We have one, very loving, we have just put her out on full loan, I do hope you get an Arab, they are such a Beautiful Horse.

mandi x


----------



## laurav (Dec 27, 2008)

There was a horse horse I used to ride at the riding school I used to go to, but it closed down, so don't know what happend to her  but she was great my fav horse there. The only thing she didn't really like was having her girth tightend, because the people who had her before, used to have it too tight..poor thing
Laura


----------



## shortbackandsides (Aug 28, 2008)

Lots of horses dislike this,i would never have a hot headed horse again,quiet cobs for me now


----------



## Arabmare (Feb 23, 2008)

I have two chestnut Arabs! I love them to bits!


----------



## silver_pigeon (Mar 25, 2008)

Lol, a chestnut and an arab, perhaps the most firey mix but then you can get some quiet and lovely ones too!

They're all so different, the one I used to love and ride was very highly strung and a right handful, but very caring and gentle with it!


----------



## Arabmare (Feb 23, 2008)

My Arabs have four white feet too!! 3 supposedly bad things! My girls are so sweet and loving, wouldn't change them for anything in the world!

Here is Jasmine, she is 24 years old now:



















This is Shantih she is 11 soon!


----------



## JANICE199 (Feb 1, 2008)

How stunning! shear elegance...


----------



## Natik (Mar 9, 2008)

lovely horses and they move so elegant!  and great pictures too


----------



## Arabmare (Feb 23, 2008)

Thankyou


----------



## bee112 (Apr 12, 2008)

The mare you are jumping looks the spit of my old mare.. 
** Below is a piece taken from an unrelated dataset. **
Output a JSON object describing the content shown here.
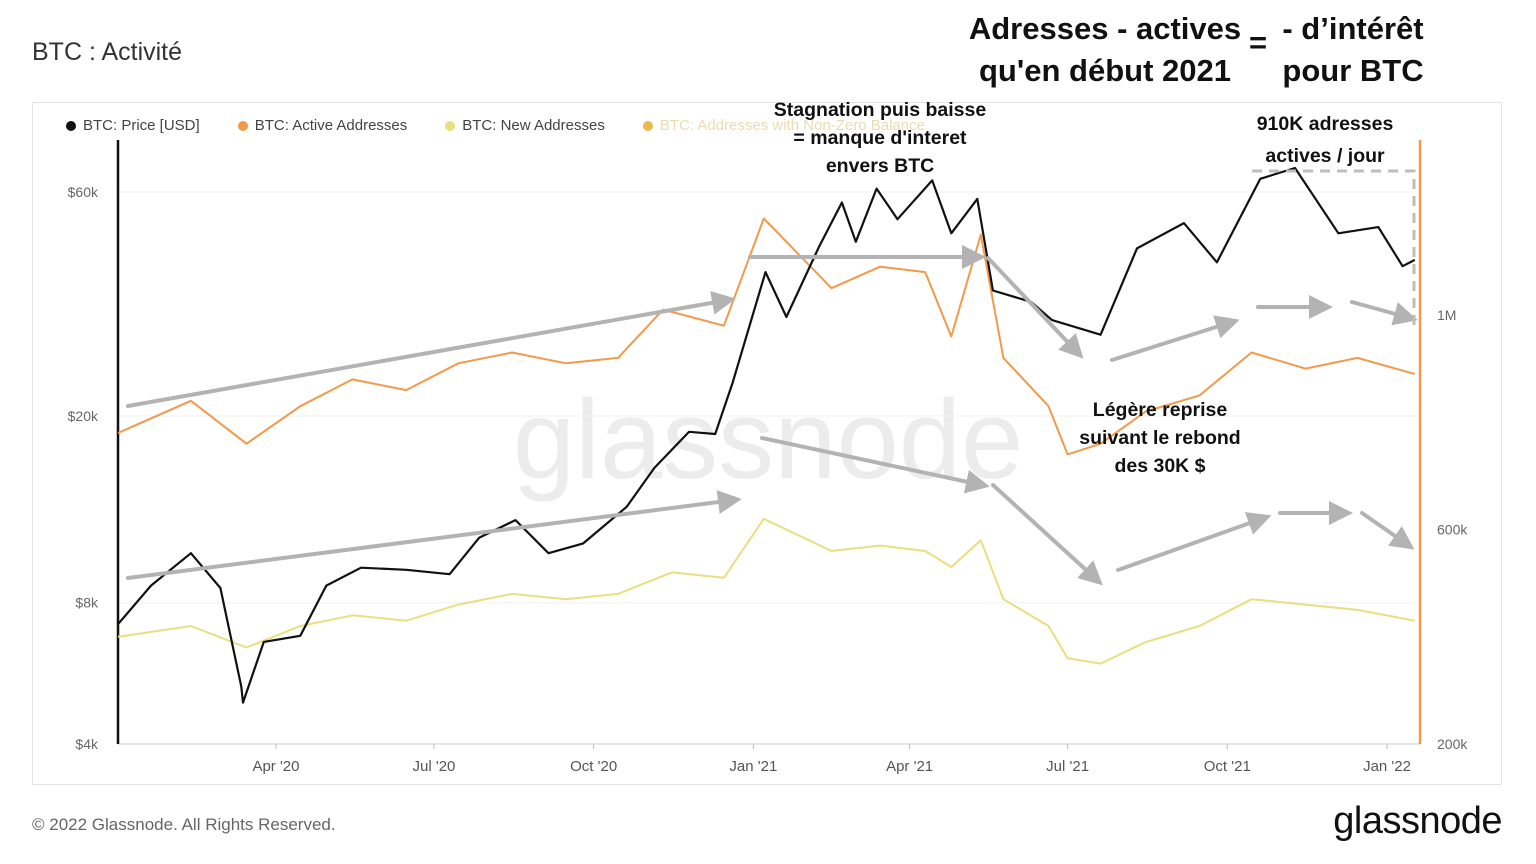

Gorgeous! You're so lucky!


----------



## ~jo~ (Jan 10, 2009)

Not all chestnut mares/ arabs are hotheaded same as not all cobs are plods.
I have just sold a chesnut mare and although not a novise ride she was a very sane lady


----------



## DiamondHooves (Mar 19, 2008)

hi iv owned my arab for 25years got him when he was 4 mouth old he is the best arab i have met he always looks after me but i do think arab like olny having one home one carrer as when i go away somtime he go very sade and whont eat till i come home


----------



## joey (Jul 13, 2008)

I have an Arab. Beautiful horses! Very spirited


----------